Dorothy Cashman, Ph.D. Graduate (2016)
The Three Pillars of the MA Gastronomy and Food Studies
The philosophy that underpins the Programme rests on three pillars: History, Society, and Practice.
An understanding of historical context is fundamental for research. Historical documents in the context of this Programme include vernacular sources such as oral histories, culinary manuscripts, menus and other ephemera. Food history is an emerging academic discipline with its respectability confirmed through the writings of the scholars of the Annales School. However, the history of food is as old as the history of mankind.
Food historians are faced with unique challenges, as their subject is often connected with home and hearth and the work of women or the non-elite classes. Once considered far too quotidian for academic scrutiny, food history now is an accepted and flourishing field with its own journals, symposia and canon. This Programme offers students the tools to conduct rigorous document-oriented research in food history to reveal new insights into hitherto overlooked and underappreciated elements of our cultural heritage.

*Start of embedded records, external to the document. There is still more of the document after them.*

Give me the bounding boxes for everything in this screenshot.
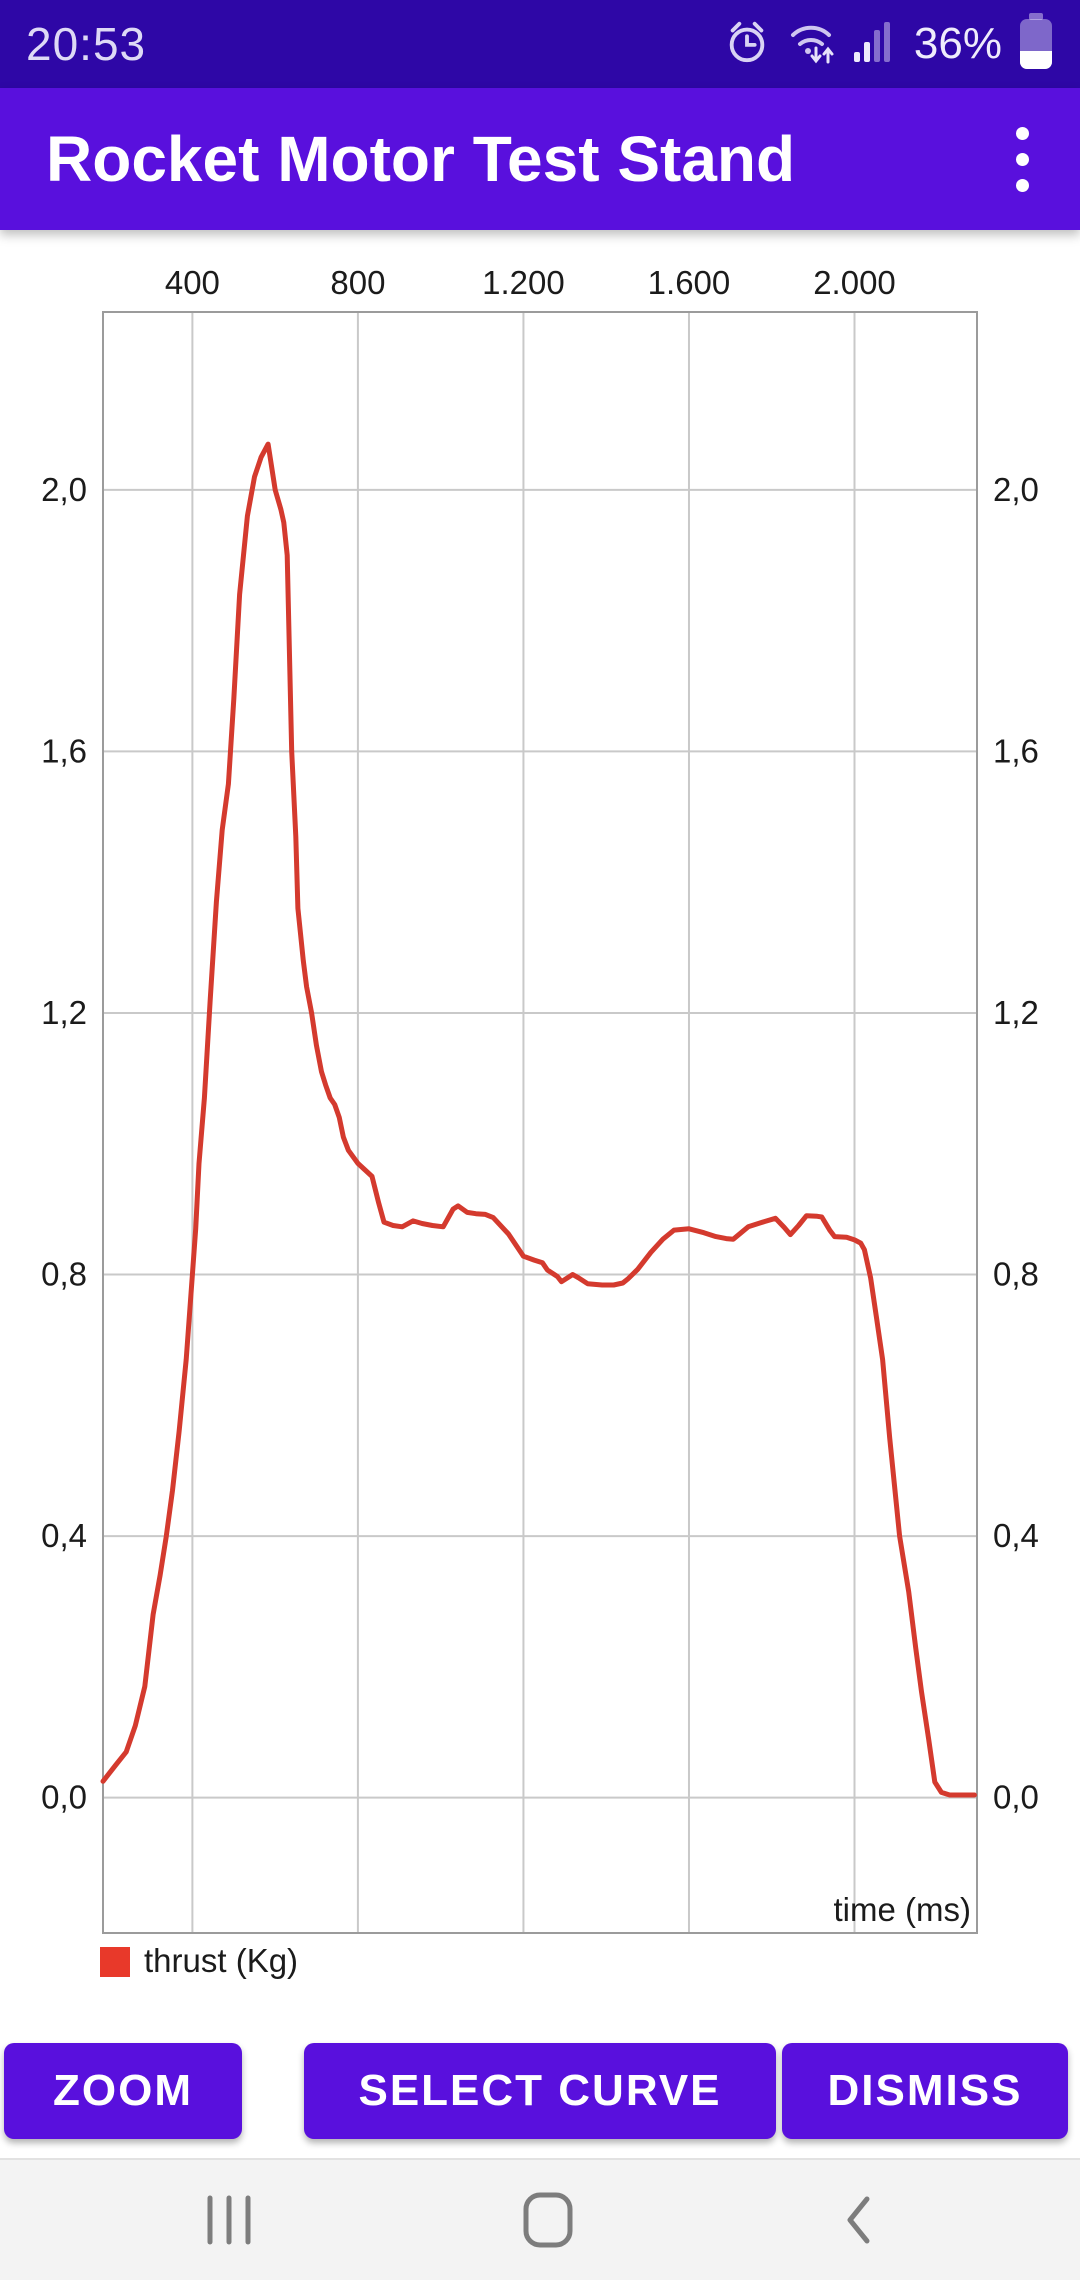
y-tick-label-left: 1,2 bbox=[41, 994, 87, 1031]
wifi-arrows-icon bbox=[786, 18, 838, 71]
home-icon[interactable] bbox=[523, 2192, 573, 2248]
recents-icon[interactable] bbox=[205, 2194, 253, 2246]
zoom-button[interactable]: ZOOM bbox=[4, 2043, 242, 2139]
status-bar: 20:53 bbox=[0, 0, 1080, 88]
x-tick-label: 1.600 bbox=[648, 264, 731, 301]
x-tick-label: 800 bbox=[330, 264, 385, 301]
x-tick-label: 2.000 bbox=[813, 264, 896, 301]
y-tick-label-left: 2,0 bbox=[41, 471, 87, 508]
more-vert-icon[interactable] bbox=[982, 88, 1062, 230]
back-icon[interactable] bbox=[843, 2194, 875, 2246]
dismiss-button[interactable]: DISMISS bbox=[782, 2043, 1068, 2139]
y-tick-label-right: 1,2 bbox=[993, 994, 1039, 1031]
y-tick-label-right: 0,4 bbox=[993, 1517, 1039, 1554]
legend-swatch bbox=[100, 1947, 130, 1977]
y-tick-label-left: 0,4 bbox=[41, 1517, 87, 1554]
x-axis-label: time (ms) bbox=[834, 1891, 971, 1928]
app-bar: Rocket Motor Test Stand bbox=[0, 88, 1080, 230]
legend-label: thrust (Kg) bbox=[144, 1942, 298, 1979]
status-icons: 36% bbox=[724, 12, 1054, 76]
y-tick-label-left: 0,8 bbox=[41, 1256, 87, 1293]
select-curve-button[interactable]: SELECT CURVE bbox=[304, 2043, 776, 2139]
battery-icon bbox=[1018, 12, 1054, 76]
plot-border bbox=[102, 311, 978, 1934]
signal-strength-icon bbox=[853, 18, 894, 71]
thrust-chart[interactable]: 400 800 1.200 1.600 2.000 0,0 0,0 0,4 0,4 0,8 0,8 1… bbox=[0, 230, 1080, 2010]
thrust-curve bbox=[100, 441, 977, 1798]
x-tick-label: 1.200 bbox=[482, 264, 565, 301]
y-tick-label-right: 2,0 bbox=[993, 471, 1039, 508]
navigation-bar bbox=[0, 2158, 1080, 2280]
x-tick-label: 400 bbox=[165, 264, 220, 301]
alarm-icon bbox=[724, 18, 770, 71]
battery-percent-label: 36% bbox=[913, 19, 1002, 68]
y-tick-label-right: 0,8 bbox=[993, 1256, 1039, 1293]
y-tick-label-right: 1,6 bbox=[993, 732, 1039, 769]
page-title: Rocket Motor Test Stand bbox=[46, 123, 796, 195]
status-time: 20:53 bbox=[26, 18, 147, 70]
y-tick-label-left: 0,0 bbox=[41, 1779, 87, 1816]
y-tick-label-left: 1,6 bbox=[41, 732, 87, 769]
y-tick-label-right: 0,0 bbox=[993, 1779, 1039, 1816]
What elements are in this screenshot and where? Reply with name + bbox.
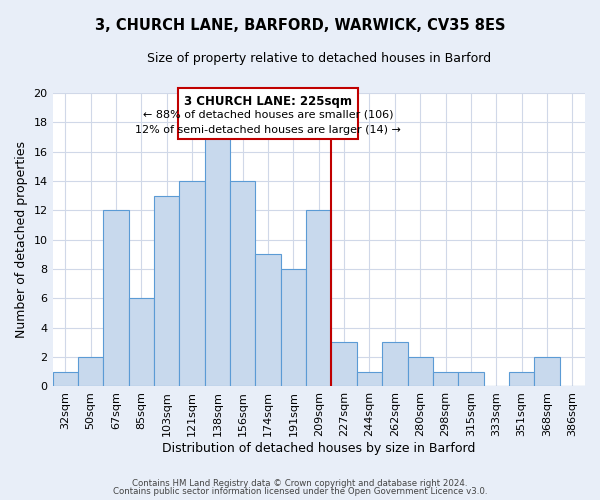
Bar [205, 137, 230, 386]
Bar [179, 181, 205, 386]
Bar [407, 357, 433, 386]
Bar [382, 342, 407, 386]
Bar [306, 210, 331, 386]
Text: ← 88% of detached houses are smaller (106): ← 88% of detached houses are smaller (10… [143, 109, 394, 119]
Bar [53, 372, 78, 386]
FancyBboxPatch shape [178, 88, 358, 138]
Bar [78, 357, 103, 386]
Text: 3, CHURCH LANE, BARFORD, WARWICK, CV35 8ES: 3, CHURCH LANE, BARFORD, WARWICK, CV35 8… [95, 18, 505, 32]
Bar [458, 372, 484, 386]
Bar [509, 372, 534, 386]
Bar [281, 269, 306, 386]
Text: Contains public sector information licensed under the Open Government Licence v3: Contains public sector information licen… [113, 487, 487, 496]
Bar [357, 372, 382, 386]
Bar [331, 342, 357, 386]
Y-axis label: Number of detached properties: Number of detached properties [15, 142, 28, 338]
Text: 12% of semi-detached houses are larger (14) →: 12% of semi-detached houses are larger (… [135, 126, 401, 136]
Bar [433, 372, 458, 386]
Bar [154, 196, 179, 386]
Bar [128, 298, 154, 386]
Bar [534, 357, 560, 386]
Bar [103, 210, 128, 386]
Title: Size of property relative to detached houses in Barford: Size of property relative to detached ho… [147, 52, 491, 66]
Bar [256, 254, 281, 386]
Bar [230, 181, 256, 386]
Text: 3 CHURCH LANE: 225sqm: 3 CHURCH LANE: 225sqm [184, 94, 352, 108]
Text: Contains HM Land Registry data © Crown copyright and database right 2024.: Contains HM Land Registry data © Crown c… [132, 478, 468, 488]
X-axis label: Distribution of detached houses by size in Barford: Distribution of detached houses by size … [162, 442, 475, 455]
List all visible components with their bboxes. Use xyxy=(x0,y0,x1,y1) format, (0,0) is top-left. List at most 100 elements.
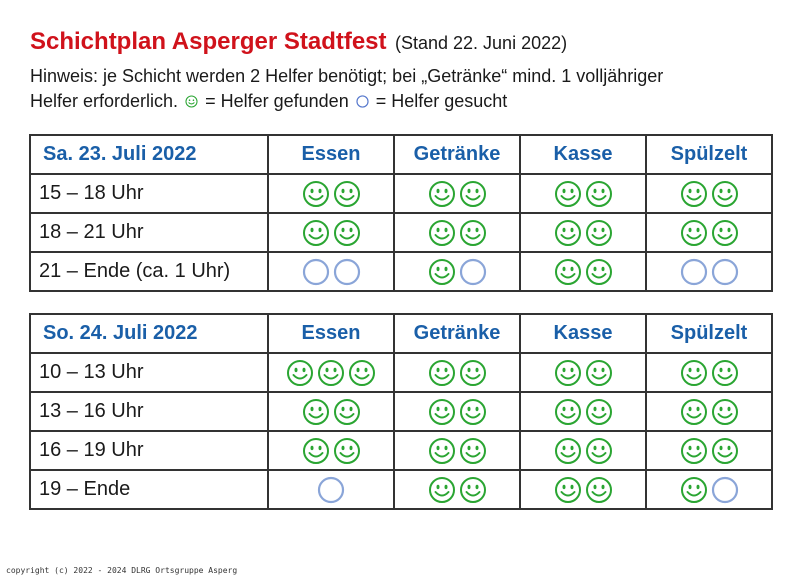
shift-slot xyxy=(645,391,773,432)
helper-found-smiley-icon xyxy=(428,398,456,426)
helper-found-smiley-icon xyxy=(585,180,613,208)
day-label: Sa. 23. Juli 2022 xyxy=(29,134,269,175)
shift-slot xyxy=(393,430,521,471)
helper-found-smiley-icon xyxy=(585,437,613,465)
shift-time: 13 – 16 Uhr xyxy=(29,391,269,432)
column-header-spuelzelt: Spülzelt xyxy=(645,313,773,354)
shift-slot xyxy=(645,469,773,510)
shift-slot xyxy=(645,173,773,214)
shift-slot xyxy=(519,430,647,471)
column-header-kasse: Kasse xyxy=(519,134,647,175)
helper-found-smiley-icon xyxy=(428,359,456,387)
helper-wanted-circle-icon xyxy=(333,258,361,286)
shift-table-saturday: Sa. 23. Juli 2022 Essen Getränke Kasse S… xyxy=(29,134,773,292)
shift-time: 15 – 18 Uhr xyxy=(29,173,269,214)
helper-found-smiley-icon xyxy=(711,219,739,247)
helper-found-smiley-icon xyxy=(680,359,708,387)
circle-legend-icon xyxy=(356,90,369,108)
helper-found-smiley-icon xyxy=(711,359,739,387)
column-header-spuelzelt: Spülzelt xyxy=(645,134,773,175)
helper-found-smiley-icon xyxy=(585,476,613,504)
helper-found-smiley-icon xyxy=(459,359,487,387)
helper-found-smiley-icon xyxy=(286,359,314,387)
shift-slot xyxy=(645,352,773,393)
table-header-row: Sa. 23. Juli 2022 Essen Getränke Kasse S… xyxy=(29,134,773,175)
helper-found-smiley-icon xyxy=(302,398,330,426)
helper-found-smiley-icon xyxy=(302,219,330,247)
shift-slot xyxy=(519,469,647,510)
wanted-legend-label: = Helfer gesucht xyxy=(375,91,508,111)
shift-slot xyxy=(393,212,521,253)
column-header-essen: Essen xyxy=(267,313,395,354)
helper-found-smiley-icon xyxy=(317,359,345,387)
helper-found-smiley-icon xyxy=(333,398,361,426)
helper-found-smiley-icon xyxy=(348,359,376,387)
helper-found-smiley-icon xyxy=(680,398,708,426)
table-row: 15 – 18 Uhr xyxy=(29,173,773,214)
helper-found-smiley-icon xyxy=(585,359,613,387)
helper-found-smiley-icon xyxy=(554,180,582,208)
shift-slot xyxy=(519,352,647,393)
helper-found-smiley-icon xyxy=(428,437,456,465)
shift-slot xyxy=(267,352,395,393)
shift-slot xyxy=(393,469,521,510)
helper-found-smiley-icon xyxy=(459,476,487,504)
helper-found-smiley-icon xyxy=(554,398,582,426)
column-header-kasse: Kasse xyxy=(519,313,647,354)
helper-found-smiley-icon xyxy=(333,180,361,208)
column-header-getraenke: Getränke xyxy=(393,134,521,175)
plan-date: (Stand 22. Juni 2022) xyxy=(394,33,568,53)
hint-text: Hinweis: je Schicht werden 2 Helfer benö… xyxy=(30,64,780,114)
shift-slot xyxy=(393,391,521,432)
table-row: 10 – 13 Uhr xyxy=(29,352,773,393)
plan-title: Schichtplan Asperger Stadtfest xyxy=(30,28,387,55)
helper-found-smiley-icon xyxy=(459,398,487,426)
shift-slot xyxy=(645,430,773,471)
shift-slot xyxy=(645,212,773,253)
shift-slot xyxy=(267,469,395,510)
table-row: 18 – 21 Uhr xyxy=(29,212,773,253)
helper-wanted-circle-icon xyxy=(711,476,739,504)
helper-found-smiley-icon xyxy=(459,437,487,465)
helper-wanted-circle-icon xyxy=(459,258,487,286)
helper-found-smiley-icon xyxy=(554,476,582,504)
helper-found-smiley-icon xyxy=(554,258,582,286)
table-row: 19 – Ende xyxy=(29,469,773,510)
helper-found-smiley-icon xyxy=(680,476,708,504)
shift-slot xyxy=(393,352,521,393)
helper-found-smiley-icon xyxy=(333,219,361,247)
shift-time: 10 – 13 Uhr xyxy=(29,352,269,393)
hint-line-2: Helfer erforderlich. = Helfer gefunden =… xyxy=(30,89,780,114)
helper-wanted-circle-icon xyxy=(302,258,330,286)
shift-slot xyxy=(267,391,395,432)
helper-wanted-circle-icon xyxy=(711,258,739,286)
helper-found-smiley-icon xyxy=(459,180,487,208)
helper-found-smiley-icon xyxy=(680,437,708,465)
shift-time: 18 – 21 Uhr xyxy=(29,212,269,253)
helper-found-smiley-icon xyxy=(554,359,582,387)
hint-line-1: Hinweis: je Schicht werden 2 Helfer benö… xyxy=(30,66,664,86)
helper-wanted-circle-icon xyxy=(317,476,345,504)
shift-slot xyxy=(267,212,395,253)
column-header-getraenke: Getränke xyxy=(393,313,521,354)
helper-found-smiley-icon xyxy=(333,437,361,465)
helper-found-smiley-icon xyxy=(428,219,456,247)
helper-found-smiley-icon xyxy=(302,180,330,208)
shift-slot xyxy=(519,212,647,253)
shift-slot xyxy=(519,173,647,214)
page-title: Schichtplan Asperger Stadtfest (Stand 22… xyxy=(30,28,567,56)
table-header-row: So. 24. Juli 2022 Essen Getränke Kasse S… xyxy=(29,313,773,354)
helper-found-smiley-icon xyxy=(585,398,613,426)
helper-found-smiley-icon xyxy=(554,219,582,247)
helper-found-smiley-icon xyxy=(428,476,456,504)
hint-line-2-start: Helfer erforderlich. xyxy=(30,91,179,111)
found-legend-label: = Helfer gefunden xyxy=(205,91,349,111)
helper-found-smiley-icon xyxy=(428,180,456,208)
shift-slot xyxy=(393,251,521,292)
shift-slot xyxy=(267,430,395,471)
helper-found-smiley-icon xyxy=(711,437,739,465)
shift-time: 21 – Ende (ca. 1 Uhr) xyxy=(29,251,269,292)
shift-slot xyxy=(267,251,395,292)
column-header-essen: Essen xyxy=(267,134,395,175)
helper-found-smiley-icon xyxy=(428,258,456,286)
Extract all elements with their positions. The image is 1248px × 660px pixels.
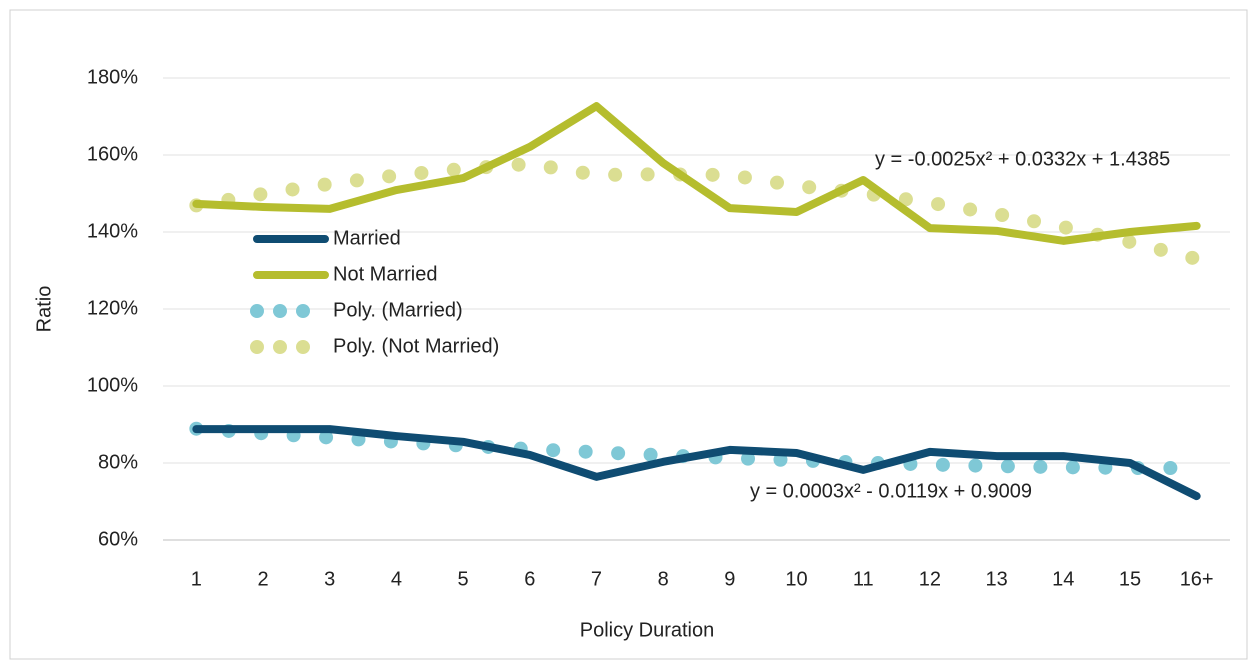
legend-label: Not Married	[333, 263, 437, 285]
x-tick-label: 10	[785, 568, 807, 590]
y-tick-label: 180%	[87, 66, 138, 88]
legend-swatch	[273, 340, 287, 354]
trend-line	[189, 156, 1204, 266]
x-tick-label: 16+	[1180, 568, 1214, 590]
y-axis-title: Ratio	[33, 286, 55, 333]
legend-label: Poly. (Not Married)	[333, 335, 499, 357]
legend-label: Married	[333, 227, 401, 249]
line	[192, 425, 1201, 501]
trend-line	[189, 421, 1204, 476]
x-tick-label: 8	[658, 568, 669, 590]
y-tick-label: 80%	[98, 451, 138, 473]
y-tick-label: 160%	[87, 143, 138, 165]
y-tick-label: 140%	[87, 220, 138, 242]
y-tick-label: 120%	[87, 297, 138, 319]
y-tick-label: 100%	[87, 374, 138, 396]
line	[192, 102, 1201, 245]
legend-swatch	[250, 340, 264, 354]
x-axis-title: Policy Duration	[580, 619, 715, 641]
x-tick-label: 6	[524, 568, 535, 590]
x-tick-label: 11	[853, 568, 874, 590]
annotation: y = -0.0025x² + 0.0332x + 1.4385	[875, 148, 1170, 170]
annotation: y = 0.0003x² - 0.0119x + 0.9009	[750, 480, 1032, 502]
chart-frame	[9, 9, 1248, 660]
x-tick-label: 4	[391, 568, 402, 590]
x-tick-label: 5	[458, 568, 469, 590]
x-tick-label: 2	[257, 568, 268, 590]
legend-swatch	[296, 340, 310, 354]
x-tick-label: 13	[985, 568, 1007, 590]
x-tick-label: 9	[724, 568, 735, 590]
x-tick-label: 7	[591, 568, 602, 590]
x-tick-label: 3	[324, 568, 335, 590]
x-tick-label: 12	[919, 568, 941, 590]
x-tick-label: 15	[1119, 568, 1141, 590]
legend-label: Poly. (Married)	[333, 299, 463, 321]
legend-swatch	[250, 304, 264, 318]
legend-swatch	[296, 304, 310, 318]
y-tick-label: 60%	[98, 528, 138, 550]
legend-swatch	[273, 304, 287, 318]
x-tick-label: 1	[191, 568, 202, 590]
x-tick-label: 14	[1052, 568, 1074, 590]
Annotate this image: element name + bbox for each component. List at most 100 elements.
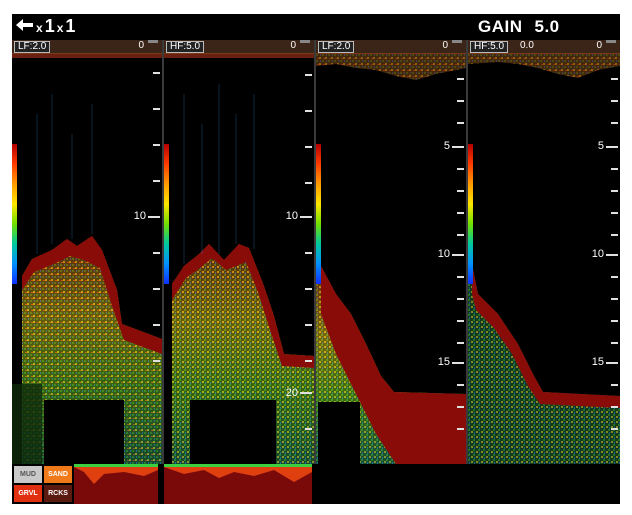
depth-tick xyxy=(153,144,160,146)
depth-label: 10 xyxy=(285,210,298,222)
depth-tick xyxy=(305,324,312,326)
depth-tick xyxy=(457,384,464,386)
depth-tick xyxy=(305,110,312,112)
marker-tick xyxy=(300,40,310,43)
depth-label: 15 xyxy=(437,356,450,368)
depth-tick-major xyxy=(300,392,312,394)
panel-header: LF:2.0 0 xyxy=(12,40,162,54)
gain-readout[interactable]: GAIN 5.0 xyxy=(478,17,560,37)
depth-tick xyxy=(457,276,464,278)
depth-tick xyxy=(611,190,618,192)
depth-tick xyxy=(153,108,160,110)
frequency-label[interactable]: HF:5.0 xyxy=(166,41,205,53)
marker-tick xyxy=(148,40,158,43)
bottom-history-1 xyxy=(74,464,158,504)
depth-tick xyxy=(457,298,464,300)
seabed-gravel: GRVL xyxy=(14,485,42,502)
depth-label: 5 xyxy=(597,140,604,152)
seabed-rocks: RCKS xyxy=(44,485,72,502)
frequency-label[interactable]: LF:2.0 xyxy=(14,41,51,53)
depth-label: 10 xyxy=(591,248,604,260)
depth-scale: 5 10 15 xyxy=(436,54,466,464)
depth-tick xyxy=(611,320,618,322)
echogram-panel-3[interactable]: LF:2.0 0 5 10 xyxy=(316,40,466,464)
depth-tick xyxy=(611,100,618,102)
echogram-panel-1[interactable]: LF:2.0 0 xyxy=(12,40,162,464)
depth-tick-major xyxy=(606,254,618,256)
depth-tick xyxy=(153,72,160,74)
depth-label: 10 xyxy=(437,248,450,260)
seabed-sand: SAND xyxy=(44,466,72,483)
depth-label: 5 xyxy=(443,140,450,152)
depth-tick xyxy=(611,276,618,278)
depth-tick xyxy=(611,298,618,300)
echogram-image xyxy=(468,54,620,464)
depth-tick xyxy=(457,212,464,214)
depth-tick xyxy=(153,252,160,254)
color-scale-bar xyxy=(468,144,473,284)
depth-tick-major xyxy=(452,362,464,364)
bottom-strip: MUD SAND GRVL RCKS xyxy=(12,464,620,504)
depth-tick xyxy=(305,182,312,184)
blank-region xyxy=(190,400,276,464)
depth-tick xyxy=(611,428,618,430)
depth-label: 10 xyxy=(133,210,146,222)
depth-tick xyxy=(611,212,618,214)
echogram-panel-4[interactable]: HF:5.0 0.0 0 5 10 xyxy=(468,40,620,464)
arrow-left-icon[interactable] xyxy=(16,18,34,32)
depth-tick xyxy=(305,428,312,430)
marker-tick xyxy=(606,40,616,43)
depth-tick xyxy=(153,324,160,326)
blank-region xyxy=(318,402,360,464)
depth-scale: 10 20 xyxy=(284,54,314,464)
gain-label: GAIN xyxy=(478,17,523,36)
panel-header: HF:5.0 0.0 0 xyxy=(468,40,620,54)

Humans are intrinsically social beings, and the consumption of food is essential to life. The link between food and society is increasingly recognised, and a body of academic/scholarly research and thinking has emerged in recent times. The anthropologist Michael Dietler writes that food and drink are highly charged symbolic media, while the French social scientist Claude Fischler points out that food powerfully expresses social differentiation. Food has meaning and cultural significance, and therefore, is not only a form of sustenance.
From hunter-gatherer societies where humans needed to cooperate to source and prepare food to the cutting edge technology used for growing, harvesting and producing food for today’s 7.5 billion global inhabitants, the daily life of humans is interwoven with food rituals as well as basic nourishment. From an anthropological perspective food raises many questions about the habitual and expressive nature of life, yet to ensure both survival and growth, society needs structured organisation and strategy concerning food. Identity can be reflected through the diversity of eating habits, cultural idiosyncrasies, cookery, ingredients and food systems (exchange, preparation and consumption patterns). The functional nature of food in society also drives other disciplines and areas of employment such as health, media, law and policy, economics, history, literature, agriculture, and science. The gamut of conventions surrounding food give it a complex shape, and this is ripe for exploration.
The idea of Practice is inherently related with the concept of ‘doing’ as opposed to the acquisition of entirely theoretical knowledge. The development of subject-specific knowledge and understanding allied to cognitive and intellectual skills form the basis of Practice; when the application of knowledge occurs using key transferable skills, the theory becomes innately tangible. During the application of skills a practitioner can operate in complex and often unpredictable specialised contexts that may be at the forefront of subject-specific knowledge and will require an overview of the issues governing good practice. The good practitioner needs to display autonomy in the use of acquired skills and act in a professional capacity for self and in a collegiate manner for others.
When demonstrated at optimum, technical expertise has the mastery of skills at its core. The performance of precision tasks smoothly with effectiveness is a sine qua non within professional practice and a most highly desired attribute in working environments of any type. As one of the pillars of the Programme, practice is central to a number of modules, and the commercially-focused modules in particular represent the practical aspects that rely on the application of theoretical knowledge.
The sectoral knowledge of varying aspects of the food industry contained in this Programme is designed to aid students to engage professionally with problem-solving within the industry and will address knowledge deficits in a practical sense.